Proteus:
"O, how this spring of love resembleth
The uncertain glory of an April day;
Which now shows all the beauty of the sun,
And by and by a cloud takes all away."
The Two Gentlemen of Verona (I, iii, 84-87)
A few lines from the end of Act I we get the passage that suggests April is the month to read this very short play. So I did. Today.
The poetry is wonderful, the language supple, beautiful, and fluent, and the thing is stuffed with contests and sallies of wit from start to finish.
To the point of tedium, actually.
There is no action to speak of and the plot, such as it is, doesn’t begin until the top of Act III.
Between Acts II and III I went for a walk at the Bridgeville upper mall, the one with the Longhorn Steak House, the LA Fitness, and the Big Lots whose main entrance is across Washington Road from an Arby’s my late wife used to like.
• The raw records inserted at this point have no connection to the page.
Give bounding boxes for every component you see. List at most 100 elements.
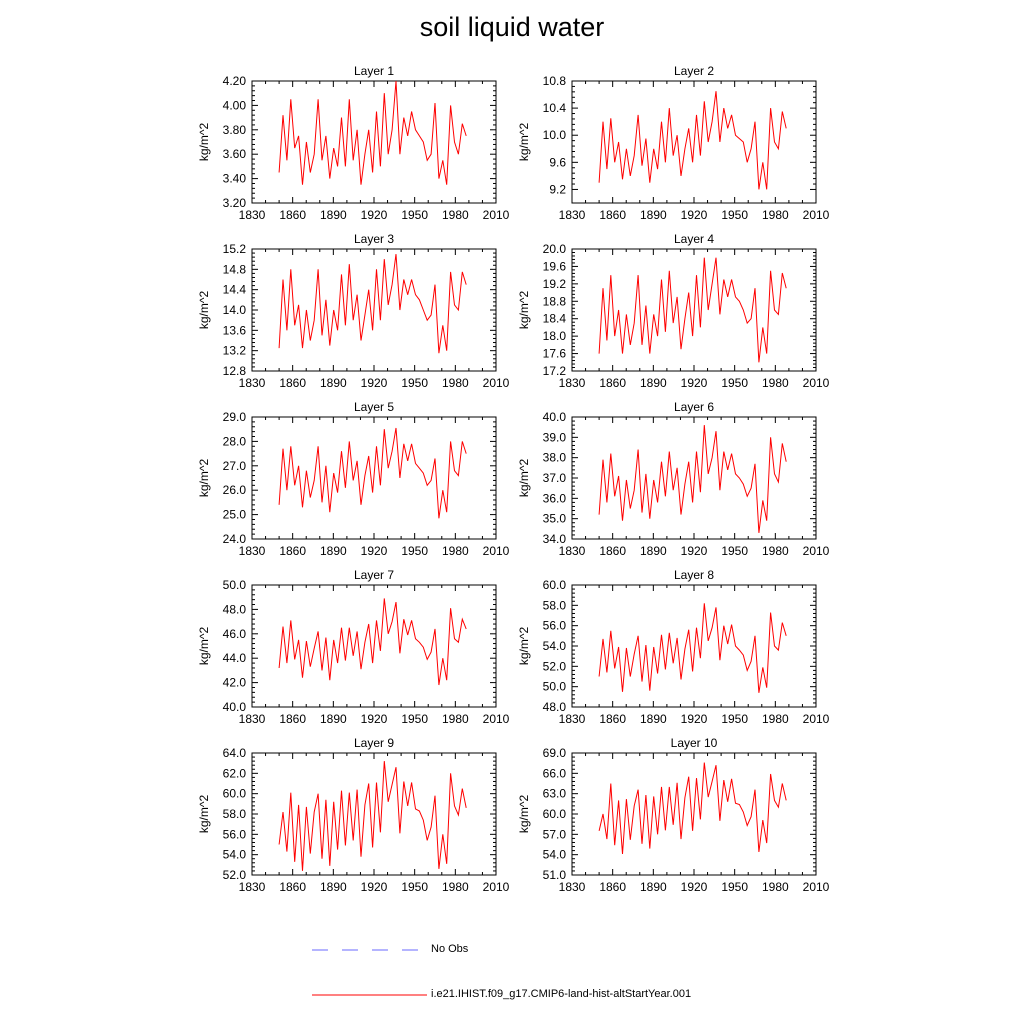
panel-title: Layer 7 <box>354 568 394 582</box>
series-line <box>598 91 787 190</box>
y-tick-label: 48.0 <box>543 700 567 714</box>
x-tick-label: 1890 <box>320 544 347 558</box>
x-tick-label: 1830 <box>559 544 586 558</box>
x-tick-label: 1950 <box>721 712 748 726</box>
y-tick-label: 4.00 <box>223 98 247 112</box>
y-axis-label: kg/m^2 <box>197 291 211 330</box>
x-tick-label: 1890 <box>320 208 347 222</box>
panel-title: Layer 5 <box>354 400 394 414</box>
y-tick-label: 54.0 <box>543 848 567 862</box>
x-tick-label: 1830 <box>559 208 586 222</box>
x-tick-label: 2010 <box>803 880 830 894</box>
y-tick-label: 10.8 <box>543 74 567 88</box>
y-tick-label: 15.2 <box>223 242 247 256</box>
y-tick-label: 39.0 <box>543 430 567 444</box>
y-tick-label: 18.4 <box>543 312 567 326</box>
x-tick-label: 1860 <box>279 376 306 390</box>
x-tick-label: 2010 <box>803 544 830 558</box>
y-tick-label: 64.0 <box>223 746 247 760</box>
x-tick-label: 2010 <box>483 376 510 390</box>
y-axis-label: kg/m^2 <box>197 459 211 498</box>
y-tick-label: 18.8 <box>543 294 567 308</box>
x-tick-label: 1920 <box>681 376 708 390</box>
y-tick-label: 52.0 <box>543 659 567 673</box>
x-tick-label: 1950 <box>721 880 748 894</box>
x-tick-label: 1890 <box>640 712 667 726</box>
x-tick-label: 1890 <box>640 544 667 558</box>
panel-title: Layer 1 <box>354 64 394 78</box>
y-tick-label: 58.0 <box>223 807 247 821</box>
x-tick-label: 2010 <box>803 208 830 222</box>
y-tick-label: 17.6 <box>543 347 567 361</box>
y-axis-label: kg/m^2 <box>197 627 211 666</box>
y-tick-label: 3.60 <box>223 147 247 161</box>
x-tick-label: 1920 <box>361 712 388 726</box>
x-tick-label: 1860 <box>279 712 306 726</box>
x-tick-label: 2010 <box>483 880 510 894</box>
y-tick-label: 26.0 <box>223 483 247 497</box>
x-tick-label: 1890 <box>320 712 347 726</box>
y-tick-label: 44.0 <box>223 651 247 665</box>
x-tick-label: 2010 <box>483 208 510 222</box>
y-tick-label: 9.6 <box>549 155 566 169</box>
y-tick-label: 3.40 <box>223 172 247 186</box>
x-tick-label: 1890 <box>320 376 347 390</box>
y-tick-label: 35.0 <box>543 512 567 526</box>
y-tick-label: 38.0 <box>543 451 567 465</box>
y-axis-label: kg/m^2 <box>517 627 531 666</box>
y-tick-label: 10.4 <box>543 101 567 115</box>
y-tick-label: 62.0 <box>223 766 247 780</box>
y-axis-label: kg/m^2 <box>517 291 531 330</box>
panel-title: Layer 2 <box>674 64 714 78</box>
y-tick-label: 60.0 <box>543 578 567 592</box>
x-tick-label: 2010 <box>803 712 830 726</box>
y-tick-label: 14.4 <box>223 283 247 297</box>
y-tick-label: 17.2 <box>543 364 567 378</box>
series-line <box>598 603 787 693</box>
y-tick-label: 58.0 <box>543 598 567 612</box>
x-tick-label: 1860 <box>599 712 626 726</box>
x-tick-label: 1830 <box>239 712 266 726</box>
x-tick-label: 1950 <box>401 544 428 558</box>
y-tick-label: 54.0 <box>223 848 247 862</box>
y-tick-label: 12.8 <box>223 364 247 378</box>
y-tick-label: 40.0 <box>223 700 247 714</box>
y-tick-label: 14.0 <box>223 303 247 317</box>
y-tick-label: 48.0 <box>223 602 247 616</box>
x-tick-label: 1920 <box>681 712 708 726</box>
panel-title: Layer 9 <box>354 736 394 750</box>
y-tick-label: 13.2 <box>223 344 247 358</box>
x-tick-label: 1950 <box>401 880 428 894</box>
x-tick-label: 1920 <box>361 208 388 222</box>
y-tick-label: 34.0 <box>543 532 567 546</box>
x-tick-label: 1830 <box>239 376 266 390</box>
x-tick-label: 2010 <box>803 376 830 390</box>
x-tick-label: 1920 <box>681 208 708 222</box>
series-line <box>278 427 467 519</box>
y-tick-label: 50.0 <box>543 680 567 694</box>
x-tick-label: 1860 <box>599 376 626 390</box>
x-tick-label: 1950 <box>401 376 428 390</box>
y-tick-label: 24.0 <box>223 532 247 546</box>
x-tick-label: 1830 <box>239 208 266 222</box>
x-tick-label: 1860 <box>279 544 306 558</box>
y-tick-label: 29.0 <box>223 410 247 424</box>
panel-title: Layer 3 <box>354 232 394 246</box>
y-tick-label: 60.0 <box>543 807 567 821</box>
y-tick-label: 18.0 <box>543 329 567 343</box>
panel-title: Layer 10 <box>671 736 718 750</box>
panel-title: Layer 6 <box>674 400 714 414</box>
x-tick-label: 1890 <box>640 376 667 390</box>
x-tick-label: 1980 <box>442 880 469 894</box>
series-line <box>278 254 467 354</box>
y-tick-label: 25.0 <box>223 508 247 522</box>
y-tick-label: 56.0 <box>543 619 567 633</box>
y-tick-label: 20.0 <box>543 242 567 256</box>
panel-title: Layer 8 <box>674 568 714 582</box>
y-tick-label: 28.0 <box>223 434 247 448</box>
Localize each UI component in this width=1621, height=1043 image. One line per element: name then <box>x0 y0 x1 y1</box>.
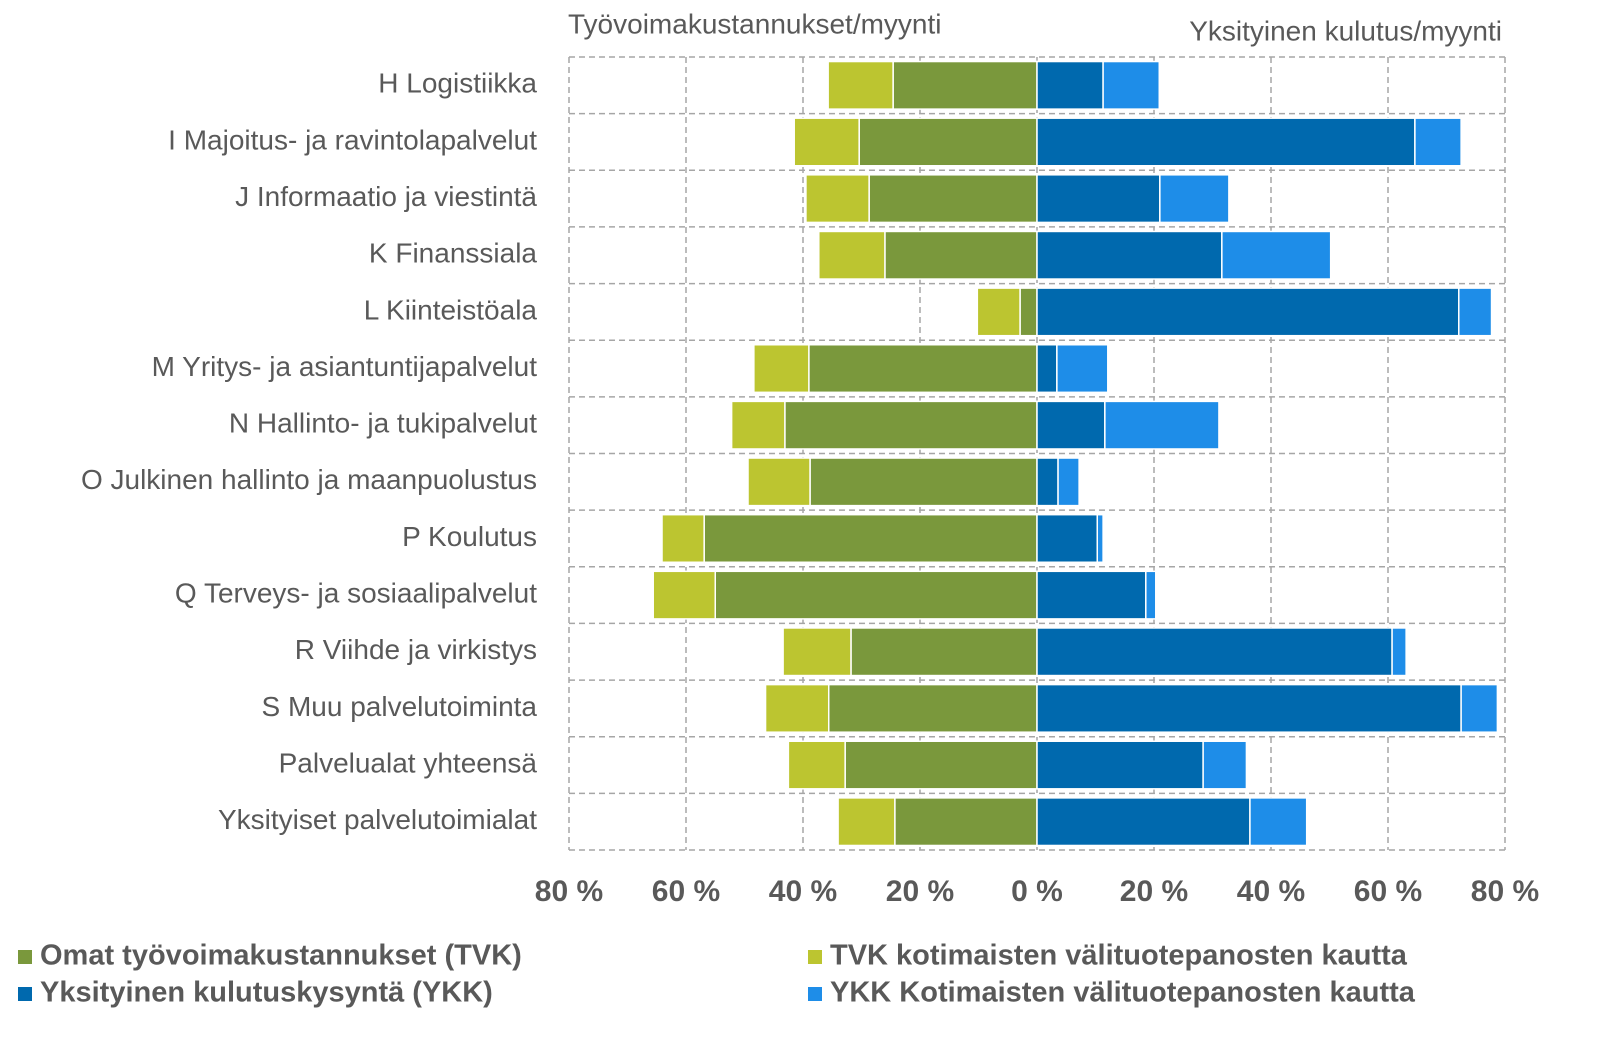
legend-swatch <box>18 987 32 1001</box>
bar <box>1145 570 1157 620</box>
bar <box>1036 287 1460 337</box>
bar <box>703 513 1038 564</box>
bar <box>1036 117 1416 167</box>
x-tick-label: 40 % <box>769 875 837 908</box>
bar <box>1057 457 1080 507</box>
bar <box>764 683 830 733</box>
x-tick-label: 40 % <box>1237 875 1305 908</box>
bar <box>1460 683 1499 733</box>
bar <box>1056 343 1109 394</box>
bar <box>850 627 1038 677</box>
bar <box>753 343 810 394</box>
category-label: O Julkinen hallinto ja maanpuolustus <box>81 464 537 495</box>
x-tick-label: 80 % <box>1471 875 1539 908</box>
x-tick-label: 20 % <box>886 875 954 908</box>
category-label: H Logistiikka <box>378 68 537 99</box>
bar <box>1159 174 1230 224</box>
bar <box>827 60 894 110</box>
category-label: K Finanssiala <box>369 238 538 269</box>
category-label: J Informaatio ja viestintä <box>235 181 537 212</box>
bar <box>714 570 1038 620</box>
bar <box>884 230 1038 280</box>
category-label: R Viihde ja virkistys <box>295 634 537 665</box>
category-label: P Koulutus <box>402 521 537 552</box>
bar <box>837 797 896 847</box>
bar <box>1414 117 1462 167</box>
bar <box>868 174 1038 224</box>
bar <box>894 797 1038 847</box>
bar <box>1096 513 1104 564</box>
bar <box>1036 683 1462 733</box>
bar <box>1036 513 1099 564</box>
bar <box>1019 287 1038 337</box>
legend-swatch <box>808 987 822 1001</box>
bar <box>782 627 852 677</box>
x-tick-label: 80 % <box>535 875 603 908</box>
bar <box>652 570 716 620</box>
bar <box>1036 230 1223 280</box>
bar <box>1104 400 1220 450</box>
bar <box>1036 60 1104 110</box>
bar <box>1036 797 1251 847</box>
legend-label: TVK kotimaisten välituotepanosten kautta <box>830 940 1408 972</box>
left-title: Työvoimakustannukset/myynti <box>568 8 942 39</box>
category-label: Yksityiset palvelutoimialat <box>218 804 537 835</box>
bar <box>793 117 860 167</box>
bar <box>858 117 1038 167</box>
legend-label: Omat työvoimakustannukset (TVK) <box>40 940 522 972</box>
bar <box>784 400 1038 450</box>
legend-swatch <box>18 950 32 964</box>
bar <box>808 343 1038 394</box>
legend-swatch <box>808 950 822 964</box>
x-tick-label: 60 % <box>1354 875 1422 908</box>
bar <box>1391 627 1407 677</box>
category-label: I Majoitus- ja ravintolapalvelut <box>168 124 537 155</box>
bar <box>827 683 1038 733</box>
category-label: L Kiinteistöala <box>364 294 538 325</box>
bar <box>1036 174 1161 224</box>
bar <box>787 740 846 790</box>
bar <box>1036 627 1393 677</box>
bar <box>805 174 870 224</box>
category-label: S Muu palvelutoiminta <box>262 691 538 722</box>
bar <box>1036 400 1106 450</box>
category-label: M Yritys- ja asiantuntijapalvelut <box>152 351 538 382</box>
bar <box>1458 287 1493 337</box>
x-tick-label: 60 % <box>652 875 720 908</box>
x-tick-label: 20 % <box>1120 875 1188 908</box>
bar <box>1221 230 1332 280</box>
category-label: Q Terveys- ja sosiaalipalvelut <box>175 577 537 608</box>
category-label: N Hallinto- ja tukipalvelut <box>229 408 537 439</box>
legend-label: Yksityinen kulutuskysyntä (YKK) <box>40 977 493 1009</box>
bar <box>1036 457 1059 507</box>
bar <box>747 457 811 507</box>
bar <box>1249 797 1308 847</box>
bar <box>1202 740 1248 790</box>
right-title: Yksityinen kulutus/myynti <box>1189 15 1502 46</box>
bar <box>1036 740 1204 790</box>
bar <box>892 60 1038 110</box>
bar <box>976 287 1021 337</box>
bar <box>818 230 886 280</box>
legend-label: YKK Kotimaisten välituotepanosten kautta <box>830 977 1416 1009</box>
bar <box>661 513 705 564</box>
bar <box>809 457 1038 507</box>
bar <box>1102 60 1161 110</box>
bar <box>1036 343 1058 394</box>
bar <box>844 740 1038 790</box>
bar <box>730 400 786 450</box>
bar <box>1036 570 1147 620</box>
category-label: Palvelualat yhteensä <box>279 747 538 778</box>
x-tick-label: 0 % <box>1011 875 1063 908</box>
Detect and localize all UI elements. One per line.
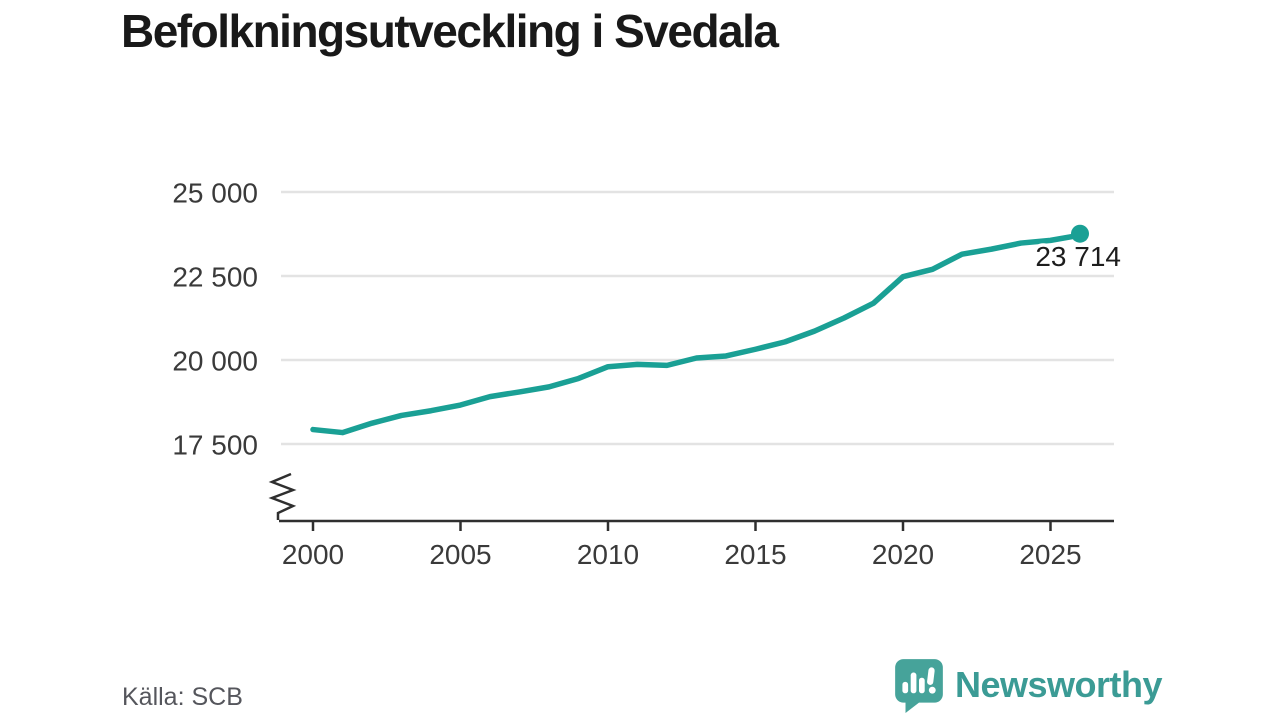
y-tick-label: 17 500 — [172, 430, 258, 461]
y-tick-label: 20 000 — [172, 346, 258, 377]
y-tick-label: 25 000 — [172, 178, 258, 209]
x-tick-label: 2015 — [724, 539, 786, 570]
gridlines — [281, 190, 1114, 446]
newsworthy-wordmark: Newsworthy — [955, 664, 1163, 705]
x-tick-label: 2000 — [282, 539, 344, 570]
source-note: Källa: SCB — [122, 683, 243, 711]
x-tick-label: 2005 — [429, 539, 491, 570]
bar-chart-glyph — [902, 672, 925, 694]
population-line — [310, 232, 1083, 436]
data-series: 23 714 — [310, 224, 1125, 436]
newsworthy-logo[interactable]: Newsworthy — [893, 657, 1163, 713]
x-tick-label: 2025 — [1019, 539, 1081, 570]
newsworthy-speech-bubble-chart-icon — [895, 659, 943, 713]
page-title: Befolkningsutveckling i Svedala — [121, 5, 779, 57]
axis-break-icon — [268, 472, 297, 520]
exclamation-glyph — [927, 667, 936, 694]
x-tick-label: 2020 — [872, 539, 934, 570]
y-tick-label: 22 500 — [172, 262, 258, 293]
latest-value-dot — [1071, 224, 1089, 243]
x-tick-label: 2010 — [577, 539, 639, 570]
latest-value-label: 23 714 — [1035, 241, 1121, 272]
x-axis: 2000 2005 2010 2015 2020 2025 — [268, 472, 1114, 570]
y-axis-labels: 17 500 20 000 22 500 25 000 — [172, 178, 258, 461]
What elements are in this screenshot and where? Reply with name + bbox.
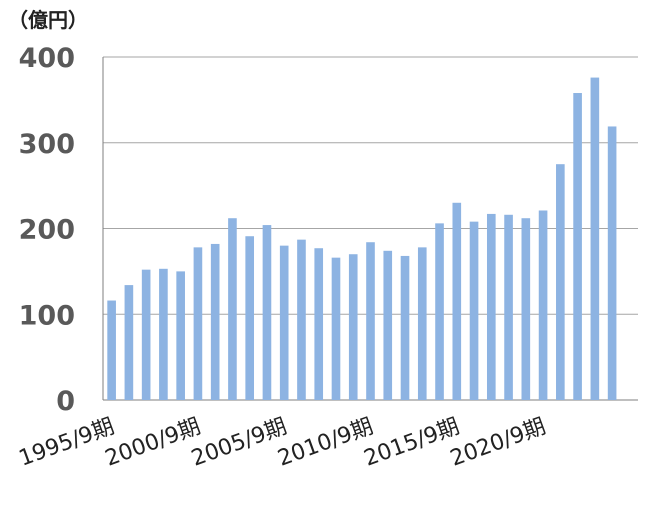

Just wanted to walk around a different parking lot.
Afterwards, went for an extended drive before going home.
70 degrees F and beautiful, it was, in the burbs of Pittsburgh.
Anyway, finished the play in not much more than two hours or so and had supper, too, after that.
And I must say I agree with Harold Bloom the plot and main characters make this play too slight and silly to even be absurd, morally as well as otherwise.
It is what it is and not everything in Shakespeare is really much good.
Oh, racism, anti-Semitism, and misogyny, too.
But those three are everywhere in Shakespeare.
More shallow than a sidewalk puddle, this play.